LA RUSSIA SARÀ ESCLUSA DA PYEONGCHANG 2018? GLI SCENARI
Se da un lato c’è un solido e sincero rifiuto della realtà, con Putin che accusa gli USA di voler influenzare le elezioni locali con un caso-doping alimentato ad arte (are you serious, Vlad?) e gli atleti squalificati, Vylegzhanin su tutti, che si difendono dicendo che ”non ci sono prove di violazioni delle regole e doping” (qui la nostra seria e compita reazione), dall’altro sono in corso serie riflessioni ai piani alti. Il CIO è chiamato a intervenire, o meglio, a decidere una volta per tutte: i nuovi casi di doping russo, per di più legati a quegli sport invernali che diventeranno protagonisti a febbraio, bastano per escludere la Russia dalle Olimpiadi di PyeongChang 2018? Il buonsenso direbbe di sì, e 17 agenzie antidoping nazionali stanno spingendo per tale soluzione, ma come sempre il Comitato Olimpico Internazionale sta valutando anche da un punto di vista politico/ambientale, e si è preso tempo per decidere fino a inizio dicembre: la data non è casuale, visto che in questi giorni stanno uscendo sentenze e squalifiche a pioggia, che potrebbero spingere verso il ”no” alla Russia anche alle Olimpiadi invernali. E qui si aprirebbero vari scenari, perchè il CIO punterebbe a far gareggiare gli atleti puliti sotto la propria bandiera (imitando Rio 2016), oppure a una soluzione di comodo che vedrebbe la Russia iscritta con quegli atleti assolutamente non dopati, ma senza la possibilità di sfilare nella cerimonia d’apertura e veder suonare il proprio inno: un’umiliazione, una sorta di damnatio memoriae che potrebbe essere più infamante dell’esclusione stessa, ed ha scatenato l’orgoglio russo. Il ministro dello Sport Vitaly Mutko (colui che viene accusato di aver promosso il sistema-doping) ha già chiarito che, se alla Russia verranno prospettate le ipotesi legate alla bandiera del CIO o a una qualsiasi partecipazione ”mutilata”, allora il Paese potrebbe boicottare i Giochi. Insomma, la nazione russa vuole una decisione forte e chiara: o ci escludete direttamente dalle Olimpiadi invernali, oppure ci fate gareggiare.

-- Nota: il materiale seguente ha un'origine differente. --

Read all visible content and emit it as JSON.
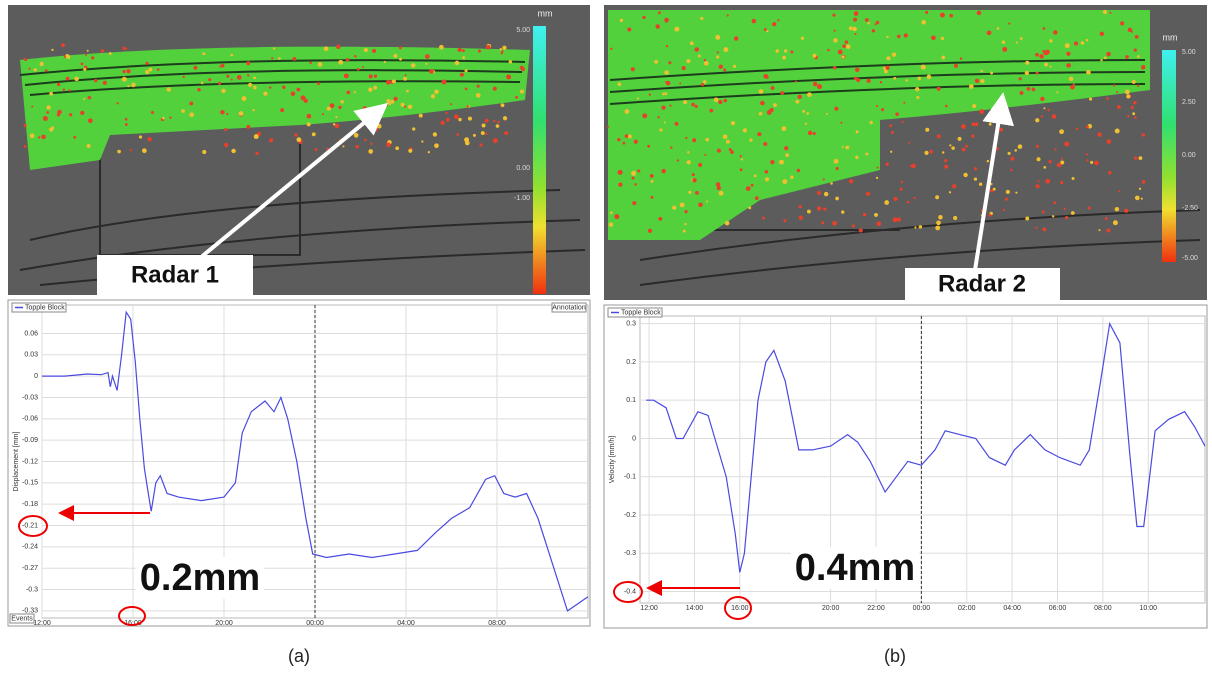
{
  "panels": [
    {
      "caption": "(a)",
      "map": {
        "label": "Radar 1",
        "unit": "mm",
        "colorbar_labels": [
          "5.00",
          "0.00",
          "-1.00"
        ]
      }
    },
    {
      "caption": "(b)",
      "map": {
        "label": "Radar 2",
        "unit": "mm",
        "colorbar_labels": [
          "5.00",
          "2.50",
          "0.00",
          "-2.50",
          "-5.00"
        ]
      }
    }
  ],
  "chart_data": [
    {
      "type": "line",
      "y_label": "Displacement [mm]",
      "legend": "upper left",
      "grid": true,
      "annotation_box": "Annotation",
      "events_box": "Events",
      "callout": "0.2mm",
      "event_line": 12,
      "x": [
        0,
        1,
        2,
        2.6,
        2.9,
        3.0,
        3.1,
        3.3,
        3.5,
        3.7,
        3.9,
        4.1,
        4.3,
        4.5,
        4.7,
        4.8,
        5.0,
        5.2,
        5.5,
        6,
        7,
        8,
        8.5,
        8.8,
        9.2,
        9.8,
        10.2,
        10.5,
        10.8,
        11.2,
        11.6,
        11.9,
        12.5,
        13.5,
        14.5,
        15.5,
        16.5,
        17.3,
        18,
        18.8,
        19.5,
        19.9,
        20.3,
        20.8,
        21.3,
        21.8,
        22.4,
        23.1,
        24
      ],
      "series": [
        {
          "name": "Topple Block",
          "color": "#4a4ae0",
          "values": [
            0,
            0,
            0.003,
            0.002,
            0.005,
            -0.015,
            0,
            -0.02,
            0.03,
            0.09,
            0.08,
            0.02,
            -0.06,
            -0.13,
            -0.17,
            -0.19,
            -0.15,
            -0.14,
            -0.165,
            -0.17,
            -0.175,
            -0.17,
            -0.15,
            -0.08,
            -0.05,
            -0.035,
            -0.05,
            -0.03,
            -0.06,
            -0.12,
            -0.2,
            -0.25,
            -0.255,
            -0.25,
            -0.255,
            -0.25,
            -0.245,
            -0.22,
            -0.2,
            -0.185,
            -0.145,
            -0.14,
            -0.165,
            -0.17,
            -0.165,
            -0.2,
            -0.26,
            -0.33,
            -0.31
          ]
        }
      ],
      "xlim": [
        0,
        24
      ],
      "ylim": [
        -0.34,
        0.1
      ],
      "xticks": [
        {
          "value": 0,
          "label": "12:00"
        },
        {
          "value": 4,
          "label": "16:00"
        },
        {
          "value": 8,
          "label": "20:00"
        },
        {
          "value": 12,
          "label": "00:00"
        },
        {
          "value": 16,
          "label": "04:00"
        },
        {
          "value": 20,
          "label": "08:00"
        }
      ],
      "yticks": [
        0.06,
        0.03,
        0,
        -0.03,
        -0.06,
        -0.09,
        -0.12,
        -0.15,
        -0.18,
        -0.21,
        -0.24,
        -0.27,
        -0.3,
        -0.33
      ]
    },
    {
      "type": "line",
      "y_label": "Velocity [mm/h]",
      "legend": "upper left",
      "grid": true,
      "callout": "0.4mm",
      "event_line": 12,
      "x": [
        -0.13,
        0.2,
        0.75,
        1.2,
        1.5,
        2.15,
        2.6,
        2.9,
        3.4,
        3.8,
        4.0,
        4.2,
        4.5,
        4.8,
        5.15,
        5.5,
        6.0,
        6.6,
        7.2,
        8.0,
        8.75,
        9.2,
        9.75,
        10.4,
        10.9,
        11.4,
        12,
        12.6,
        13.05,
        13.7,
        14.4,
        15,
        15.7,
        16.1,
        16.8,
        17.45,
        18.1,
        19,
        19.4,
        19.9,
        20.3,
        20.75,
        21.2,
        21.5,
        21.8,
        22.3,
        22.9,
        23.6,
        24.05,
        24.5
      ],
      "series": [
        {
          "name": "Topple Block",
          "color": "#4a4ae0",
          "values": [
            0.1,
            0.1,
            0.08,
            0,
            0,
            0.07,
            0.06,
            0,
            -0.1,
            -0.25,
            -0.35,
            -0.3,
            -0.1,
            0.1,
            0.2,
            0.23,
            0.15,
            -0.03,
            -0.03,
            -0.02,
            0.01,
            -0.01,
            -0.06,
            -0.14,
            -0.1,
            -0.06,
            -0.07,
            -0.03,
            0.02,
            0.01,
            0,
            -0.05,
            -0.07,
            -0.03,
            0.01,
            -0.03,
            -0.05,
            -0.07,
            -0.03,
            0.15,
            0.3,
            0.25,
            -0.05,
            -0.23,
            -0.23,
            0.02,
            0.05,
            0.07,
            0.03,
            -0.02
          ]
        }
      ],
      "xlim": [
        -0.4,
        24.5
      ],
      "ylim": [
        -0.43,
        0.32
      ],
      "xticks": [
        {
          "value": 0,
          "label": "12:00"
        },
        {
          "value": 2,
          "label": "14:00"
        },
        {
          "value": 4,
          "label": "16:00"
        },
        {
          "value": 8,
          "label": "20:00"
        },
        {
          "value": 10,
          "label": "22:00"
        },
        {
          "value": 12,
          "label": "00:00"
        },
        {
          "value": 14,
          "label": "02:00"
        },
        {
          "value": 16,
          "label": "04:00"
        },
        {
          "value": 18,
          "label": "06:00"
        },
        {
          "value": 20,
          "label": "08:00"
        },
        {
          "value": 22,
          "label": "10:00"
        }
      ],
      "yticks": [
        0.3,
        0.2,
        0.1,
        0,
        -0.1,
        -0.2,
        -0.3,
        -0.4
      ]
    }
  ]
}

E dunque c’è attesa per la decisione del CIO, che ha di fronte un precedente e un esempio importanti: nei mesi scorsi l’IPC, Comitato Internazionale Paralimpico, ha escluso senza troppi patemi d’animo la Russia della Paralimpiadi di PyeongChang 2018, perchè ”non ha intrapreso neppure una piccolissima mossa volta a frenare il doping nel paese”. Una scelta forte, che dovrebbe dettare la strada anche ai ”cugini” normodotati: perchè, se il numero degli atleti russi positivi al doping continua ad aumentare mese dopo mese e le squalifiche piovono come monsoni, lo sport mondiale ha davvero bisogno della Russia ai Giochi?